Inflation, volatile dinar, to keep Serbian interest rate on hold - Reuters poll

BELGRADE (Reuters) - Serbia's central bank is expected to keep its benchmark rate unchanged this week for the fourth straight month due to modest inflation, a volatile dinar and uncertainties in global markets, a Reuters poll showed.

Last year the bank cut rates by a total 350 basis points to a record low 4.5 percent. In January it also kept the rate unchanged, citing uncertainties on international markets, especially the United States and China.

Further policy easing is also unlikely after the U.S. Federal Reserve raised interest rates for the first time in nearly a decade. That could slow down placements in riskier emerging markets including Serbia's, the poll showed.

Of 18 dealers and analysts polled by Reuters , 15 expected the bank to keep rates on hold when it meets on Thursday. Three saw a 25 basis point cut.

"Potential effects of a rate cut on the dinar's exchange rate to the euro could be bigger than on borrowing costs, therefore we believe that the central bank will keep the rate unchanged this month," Srdjan Tomasevic, a director in charge of trading with the Serbian arm of Erste bank, said in an email.

China's economic slowdown and weak oil prices suggest "a rate cut may be expected in the future, but the central bank will not make further moves before it sees reactions of the Fed and the European Central Bank," he said.

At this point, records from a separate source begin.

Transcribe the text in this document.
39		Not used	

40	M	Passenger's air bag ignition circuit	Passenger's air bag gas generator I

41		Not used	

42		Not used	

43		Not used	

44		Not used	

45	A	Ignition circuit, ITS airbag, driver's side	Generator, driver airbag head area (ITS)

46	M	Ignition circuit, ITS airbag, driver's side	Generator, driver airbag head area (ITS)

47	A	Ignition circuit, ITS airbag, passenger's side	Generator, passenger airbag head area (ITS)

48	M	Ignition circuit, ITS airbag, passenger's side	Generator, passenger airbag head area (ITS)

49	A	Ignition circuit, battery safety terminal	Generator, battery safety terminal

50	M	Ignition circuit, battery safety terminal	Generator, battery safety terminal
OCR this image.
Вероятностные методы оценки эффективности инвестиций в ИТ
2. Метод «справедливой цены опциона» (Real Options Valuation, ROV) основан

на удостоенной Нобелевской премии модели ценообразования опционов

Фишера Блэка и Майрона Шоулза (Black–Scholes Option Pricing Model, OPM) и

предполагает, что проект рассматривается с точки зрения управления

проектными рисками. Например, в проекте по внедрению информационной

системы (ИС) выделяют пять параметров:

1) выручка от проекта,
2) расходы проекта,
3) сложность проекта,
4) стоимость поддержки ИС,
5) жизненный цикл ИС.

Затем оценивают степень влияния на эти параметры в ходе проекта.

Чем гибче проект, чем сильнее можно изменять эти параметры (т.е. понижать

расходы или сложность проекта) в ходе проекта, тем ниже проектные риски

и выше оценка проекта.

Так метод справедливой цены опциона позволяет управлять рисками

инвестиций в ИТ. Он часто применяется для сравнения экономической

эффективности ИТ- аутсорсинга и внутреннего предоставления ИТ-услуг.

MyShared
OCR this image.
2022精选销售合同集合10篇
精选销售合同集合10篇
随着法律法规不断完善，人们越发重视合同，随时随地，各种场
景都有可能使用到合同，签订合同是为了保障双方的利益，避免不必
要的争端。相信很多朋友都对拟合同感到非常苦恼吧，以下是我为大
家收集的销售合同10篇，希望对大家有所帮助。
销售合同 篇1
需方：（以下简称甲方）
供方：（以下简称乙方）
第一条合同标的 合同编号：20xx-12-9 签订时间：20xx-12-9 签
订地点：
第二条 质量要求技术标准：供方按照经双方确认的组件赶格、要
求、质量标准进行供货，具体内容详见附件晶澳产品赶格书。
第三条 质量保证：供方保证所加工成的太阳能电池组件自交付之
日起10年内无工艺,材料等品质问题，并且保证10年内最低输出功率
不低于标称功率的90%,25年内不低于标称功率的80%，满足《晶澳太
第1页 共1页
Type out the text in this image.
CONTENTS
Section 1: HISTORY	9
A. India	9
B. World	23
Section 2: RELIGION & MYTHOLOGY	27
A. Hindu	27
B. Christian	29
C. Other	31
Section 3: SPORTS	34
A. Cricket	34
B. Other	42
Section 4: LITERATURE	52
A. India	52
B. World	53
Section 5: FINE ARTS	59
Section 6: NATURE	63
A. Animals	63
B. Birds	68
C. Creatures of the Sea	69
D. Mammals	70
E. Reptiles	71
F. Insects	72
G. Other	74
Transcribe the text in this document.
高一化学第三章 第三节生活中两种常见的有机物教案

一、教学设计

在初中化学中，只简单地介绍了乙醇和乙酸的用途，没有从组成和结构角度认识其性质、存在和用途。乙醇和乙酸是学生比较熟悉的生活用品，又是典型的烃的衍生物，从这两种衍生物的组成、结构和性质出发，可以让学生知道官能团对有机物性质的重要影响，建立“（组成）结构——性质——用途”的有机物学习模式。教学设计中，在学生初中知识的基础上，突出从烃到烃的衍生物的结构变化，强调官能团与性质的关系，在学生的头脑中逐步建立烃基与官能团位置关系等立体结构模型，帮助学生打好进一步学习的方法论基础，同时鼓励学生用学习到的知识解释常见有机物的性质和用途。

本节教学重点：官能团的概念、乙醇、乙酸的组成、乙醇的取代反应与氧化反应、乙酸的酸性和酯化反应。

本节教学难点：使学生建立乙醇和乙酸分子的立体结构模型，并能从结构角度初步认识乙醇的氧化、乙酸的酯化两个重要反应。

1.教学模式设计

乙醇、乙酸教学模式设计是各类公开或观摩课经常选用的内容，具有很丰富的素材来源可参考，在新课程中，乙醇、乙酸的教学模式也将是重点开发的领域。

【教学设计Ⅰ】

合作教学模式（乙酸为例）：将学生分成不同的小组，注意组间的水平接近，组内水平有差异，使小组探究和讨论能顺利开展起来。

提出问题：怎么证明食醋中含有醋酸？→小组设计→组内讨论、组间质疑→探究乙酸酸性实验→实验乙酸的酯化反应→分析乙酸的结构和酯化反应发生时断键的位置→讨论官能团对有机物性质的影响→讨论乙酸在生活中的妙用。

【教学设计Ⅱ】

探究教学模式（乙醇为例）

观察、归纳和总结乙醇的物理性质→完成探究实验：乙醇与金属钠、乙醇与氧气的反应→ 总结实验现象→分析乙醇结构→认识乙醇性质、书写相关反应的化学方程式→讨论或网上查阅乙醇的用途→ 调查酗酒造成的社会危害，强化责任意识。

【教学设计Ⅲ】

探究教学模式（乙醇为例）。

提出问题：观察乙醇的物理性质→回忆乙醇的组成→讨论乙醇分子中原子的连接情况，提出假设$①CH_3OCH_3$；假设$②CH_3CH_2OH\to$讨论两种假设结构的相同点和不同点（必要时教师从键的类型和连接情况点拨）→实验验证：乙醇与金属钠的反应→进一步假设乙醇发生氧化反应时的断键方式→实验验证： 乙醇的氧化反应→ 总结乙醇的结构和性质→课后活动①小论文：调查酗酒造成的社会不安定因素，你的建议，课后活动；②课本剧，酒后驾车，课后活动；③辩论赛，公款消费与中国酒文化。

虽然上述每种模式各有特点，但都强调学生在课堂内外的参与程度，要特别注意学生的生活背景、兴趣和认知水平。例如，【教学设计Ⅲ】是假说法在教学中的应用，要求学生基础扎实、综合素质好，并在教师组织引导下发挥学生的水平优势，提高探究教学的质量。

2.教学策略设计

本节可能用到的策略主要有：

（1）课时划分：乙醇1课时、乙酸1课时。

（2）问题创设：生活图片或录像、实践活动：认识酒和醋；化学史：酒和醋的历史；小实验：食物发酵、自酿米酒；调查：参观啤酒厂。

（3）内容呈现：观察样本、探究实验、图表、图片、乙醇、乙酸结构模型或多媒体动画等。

While Serbian inflation is far below the 2.5 to 5.5 percent target band, it rose in December to 1.5 percent, from 1.3 percent a month earlier. The Statistics Office is due to announce January inflation data on Feb. 23.

The dinar has lost around 0.8 percent versus the euro so far this year, mainly due to external pressures and a weak interbank market, prompting the central bank to sell 290 million euros ($325 million) to bolster the domestic currency.

The dinar rallied this week before planned sales of dinar-denominated state debt and the bank on Monday purchased 10 million euros to stem excessive gains.

Serbia holds snap elections this spring and the ruling Serbian Progressive Party (SNS) is seen as a front runner.

Although the vote will probably put a brake on the economy as businesses defer investment pending the outcome, it is unlikely to affect Serbia's 1.2 billion euro ($1.3 billion) standby loan deal with the International Monetary Fund (IMF) or its progress towards European Union accession.